Heiner Bremer war bis 1971 FDP-Kreisvorsitzender im Kreis Pinneberg, anschließend bis zu seinem Parteiaustritt 1982 Mitglied des FDP-Landesvorstands Schleswig-Holstein. 1970 war er Bundesvorsitzender der Jungdemokraten, der damaligen Jugendorganisation der FDP. Er galt wie die gesamte Organisation als links, so dass der spätere bayerische FDP-Vorsitzende Josef Ertl 1970 aufgrund des Berliner Manifests der Jungdemokraten, das Übereinstimmungen zwischen Sozialismus und Liberalismus feststellte, den Ausschluss Heiner Bremers aus der FDP forderte. Er bezeichnete ihn als Adept sozialistischer Ideen“.

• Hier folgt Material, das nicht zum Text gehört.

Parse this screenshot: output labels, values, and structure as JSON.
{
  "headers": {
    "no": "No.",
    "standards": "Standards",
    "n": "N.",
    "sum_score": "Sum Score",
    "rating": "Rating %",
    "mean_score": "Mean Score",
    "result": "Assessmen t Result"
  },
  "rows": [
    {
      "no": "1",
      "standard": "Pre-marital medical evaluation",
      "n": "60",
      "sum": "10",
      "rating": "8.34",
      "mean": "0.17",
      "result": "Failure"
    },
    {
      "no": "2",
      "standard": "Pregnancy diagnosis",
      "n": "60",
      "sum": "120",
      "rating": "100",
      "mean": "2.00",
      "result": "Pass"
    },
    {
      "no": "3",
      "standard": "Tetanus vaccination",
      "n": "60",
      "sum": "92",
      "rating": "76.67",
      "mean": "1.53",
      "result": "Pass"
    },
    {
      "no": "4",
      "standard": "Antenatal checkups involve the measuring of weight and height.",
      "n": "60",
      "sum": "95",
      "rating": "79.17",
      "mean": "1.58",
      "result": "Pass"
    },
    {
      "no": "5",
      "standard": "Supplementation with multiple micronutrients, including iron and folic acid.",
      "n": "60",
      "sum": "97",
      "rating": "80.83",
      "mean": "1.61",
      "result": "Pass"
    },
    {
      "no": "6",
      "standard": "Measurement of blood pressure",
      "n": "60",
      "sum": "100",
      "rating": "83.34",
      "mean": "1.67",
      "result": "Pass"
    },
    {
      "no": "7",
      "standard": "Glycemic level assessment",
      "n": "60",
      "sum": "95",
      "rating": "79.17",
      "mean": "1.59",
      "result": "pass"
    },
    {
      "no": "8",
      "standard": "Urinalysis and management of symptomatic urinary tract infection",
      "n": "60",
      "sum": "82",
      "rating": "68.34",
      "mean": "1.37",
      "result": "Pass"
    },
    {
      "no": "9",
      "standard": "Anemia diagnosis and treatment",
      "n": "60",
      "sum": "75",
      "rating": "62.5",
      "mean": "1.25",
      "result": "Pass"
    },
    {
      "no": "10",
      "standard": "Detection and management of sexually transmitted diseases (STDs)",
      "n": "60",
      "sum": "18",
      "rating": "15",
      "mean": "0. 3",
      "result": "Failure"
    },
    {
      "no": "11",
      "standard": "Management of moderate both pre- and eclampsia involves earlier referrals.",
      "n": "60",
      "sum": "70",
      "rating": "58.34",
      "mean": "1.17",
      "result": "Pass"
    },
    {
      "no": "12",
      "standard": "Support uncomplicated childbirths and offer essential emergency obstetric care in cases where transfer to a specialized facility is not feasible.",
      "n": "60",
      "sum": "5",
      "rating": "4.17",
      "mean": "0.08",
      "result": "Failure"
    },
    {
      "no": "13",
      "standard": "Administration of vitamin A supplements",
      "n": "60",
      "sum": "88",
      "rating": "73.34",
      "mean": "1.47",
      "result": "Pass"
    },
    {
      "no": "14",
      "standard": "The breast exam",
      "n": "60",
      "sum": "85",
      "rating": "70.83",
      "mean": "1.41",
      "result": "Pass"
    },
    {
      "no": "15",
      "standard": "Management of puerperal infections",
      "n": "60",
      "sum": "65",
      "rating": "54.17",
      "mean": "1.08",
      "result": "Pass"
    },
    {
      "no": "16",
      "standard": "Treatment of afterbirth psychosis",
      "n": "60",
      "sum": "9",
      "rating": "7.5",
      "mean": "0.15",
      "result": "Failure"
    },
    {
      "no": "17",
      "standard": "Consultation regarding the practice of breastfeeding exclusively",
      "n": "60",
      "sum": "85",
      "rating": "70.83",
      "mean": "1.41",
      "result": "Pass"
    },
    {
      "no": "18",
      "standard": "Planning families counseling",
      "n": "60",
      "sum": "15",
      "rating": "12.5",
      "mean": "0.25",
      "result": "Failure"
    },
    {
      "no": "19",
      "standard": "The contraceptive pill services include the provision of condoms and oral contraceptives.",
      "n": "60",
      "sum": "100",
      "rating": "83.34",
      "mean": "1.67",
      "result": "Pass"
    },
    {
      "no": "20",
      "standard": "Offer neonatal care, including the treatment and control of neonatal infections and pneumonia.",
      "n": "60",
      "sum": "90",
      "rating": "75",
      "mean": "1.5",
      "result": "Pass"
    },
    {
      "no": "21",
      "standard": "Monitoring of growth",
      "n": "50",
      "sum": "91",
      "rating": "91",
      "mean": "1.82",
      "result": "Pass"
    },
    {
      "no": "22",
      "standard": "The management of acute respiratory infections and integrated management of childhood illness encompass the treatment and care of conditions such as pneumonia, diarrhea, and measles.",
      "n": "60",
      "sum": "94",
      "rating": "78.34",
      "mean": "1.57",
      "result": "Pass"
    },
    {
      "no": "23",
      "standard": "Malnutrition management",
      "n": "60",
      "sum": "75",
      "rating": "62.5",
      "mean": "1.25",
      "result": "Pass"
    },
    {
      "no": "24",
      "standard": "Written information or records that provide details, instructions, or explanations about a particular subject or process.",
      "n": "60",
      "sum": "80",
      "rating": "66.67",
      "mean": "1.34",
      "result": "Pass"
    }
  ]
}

Bremer studierte Rechts- und Politikwissenschaften und absolvierte 1970 sein zweites juristisches Staatsexamen. Anschließend arbeitete er 19 Jahre für die Zeitschrift Stern und war von 1986 bis 1989 als einer von drei Chefredakteuren tätig. Danach wechselte er zum Axel Springer Verlag als Unternehmenssprecher. 1981 veröffentlichte er mit Wolf Perdelwitz beim Berliner Verlag Olle & Wolter das Buch Geisel Europa mit der Lagekarte von Tausenden von Atomwaffen auf deutschem Boden, das großes Aufsehen erregte und die Debatte um Auf- und Abrüstungsbemühungen nachhaltig bereicherte. Im Fernsehen bekannt wurde er durch die mitternächtliche Nachrichtensendung RTL Nachtjournal auf dem Privatsender RTL, die er ab Ende 1993 entwickelte und vom 3. Januar 1994 bis zum 6. Januar 2004 leitete und moderierte. Seit 2004 präsentiert er beim Nachrichtensender n-tv die Talkshow „Das Duell bei n-tv“.

Bremer war Mitglied der Christlichen Friedenskonferenz und beteiligte sich an der I. Allchristlichen Friedensversammlung 1961 in Prag.

Seit 1969 ist er mit Christl Rehmenklau-Bremer verheiratet und hat zwei Kinder.